The first step is to decide on the kind of workspace you need and where. Property is a big fixed expense – second only to salary – so a traditional lease, which locks you into a contract for a fixed period, is probably not appropriate.
Making the move
- Decide on location. Do you want an office or meeting space close to home, so you can still dash back to do the washing, or would your business do better with a prestigious address or one close to clients?
- Consider going virtual. If you’re not quite ready for a physical office, try an answering service or a virtual office. They give you the best of all worlds – calls are handled for you while you work from home (or pop out for lunch) with no-one the wiser.
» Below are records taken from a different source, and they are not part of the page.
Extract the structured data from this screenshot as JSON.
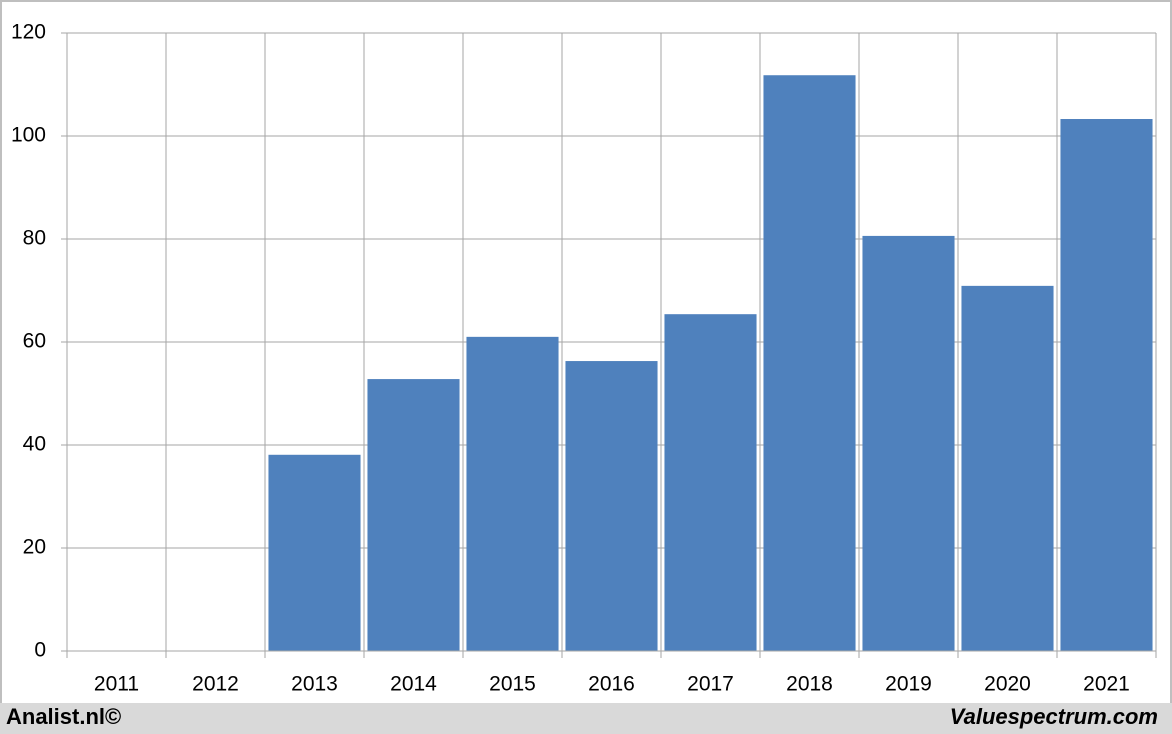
{
  "chart_data": {
    "type": "bar",
    "categories": [
      "2011",
      "2012",
      "2013",
      "2014",
      "2015",
      "2016",
      "2017",
      "2018",
      "2019",
      "2020",
      "2021"
    ],
    "values": [
      null,
      null,
      38.1,
      52.8,
      61,
      56.3,
      65.4,
      111.8,
      80.6,
      70.9,
      103.3
    ],
    "color": "#4f81bd",
    "ylim": [
      0,
      120
    ],
    "yticks": [
      0,
      20,
      40,
      60,
      80,
      100,
      120
    ],
    "grid": true
  },
  "footer": {
    "left": "Analist.nl©",
    "right": "Valuespectrum.com"
  }
}
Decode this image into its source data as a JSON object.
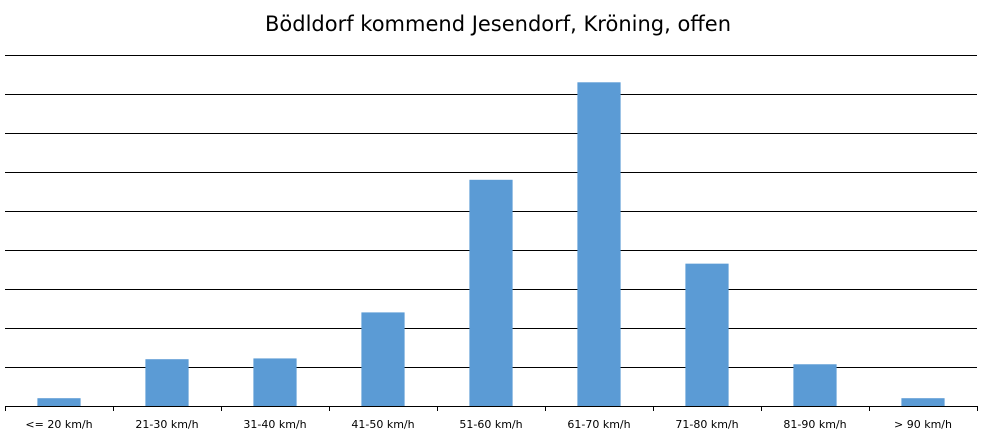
{
  "chart_data": {
    "type": "bar",
    "title": "Bödldorf kommend Jesendorf, Kröning, offen",
    "xlabel": "",
    "ylabel": "",
    "categories": [
      "<= 20 km/h",
      "21-30 km/h",
      "31-40 km/h",
      "41-50 km/h",
      "51-60 km/h",
      "61-70 km/h",
      "71-80 km/h",
      "81-90 km/h",
      "> 90 km/h"
    ],
    "values": [
      0.2,
      1.2,
      1.22,
      2.4,
      5.8,
      8.3,
      3.65,
      1.07,
      0.2
    ],
    "ylim": [
      0,
      9
    ],
    "grid": true,
    "y_tick_labels_shown": false,
    "legend": "none",
    "colors": {
      "bar": "#5b9bd5",
      "grid": "#000000",
      "axis": "#000000"
    }
  }
}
A virtual office can also give you an impressive address for your masthead (even one in a city or country not your own) and handle your mail as well as your calls.
- Remain flexible. A business centre can provide you with serviced offices by the hour, day or longer. They’re usually fully fitted and furnished and save you money because you only pay for what you use and they allow you to upsize or downsize your business without the penalties associated with conventional leases.
- Meet somewhere professional. If you do need to meet a client, don’t pick public places such as cafes and hotels where you can be overheard. Serviced office providers offer meeting rooms designed for business. You won’t be disturbed, you’ll look more professional and your interviewee will feel more secure.
- Look into videoconferencing. As an alternative to a meeting, look at videoconferencing options. VC facilities are becoming more widespread and they’re especially cost-effective if you’re talking to people overseas, as well as reducing the environmental impact of travel.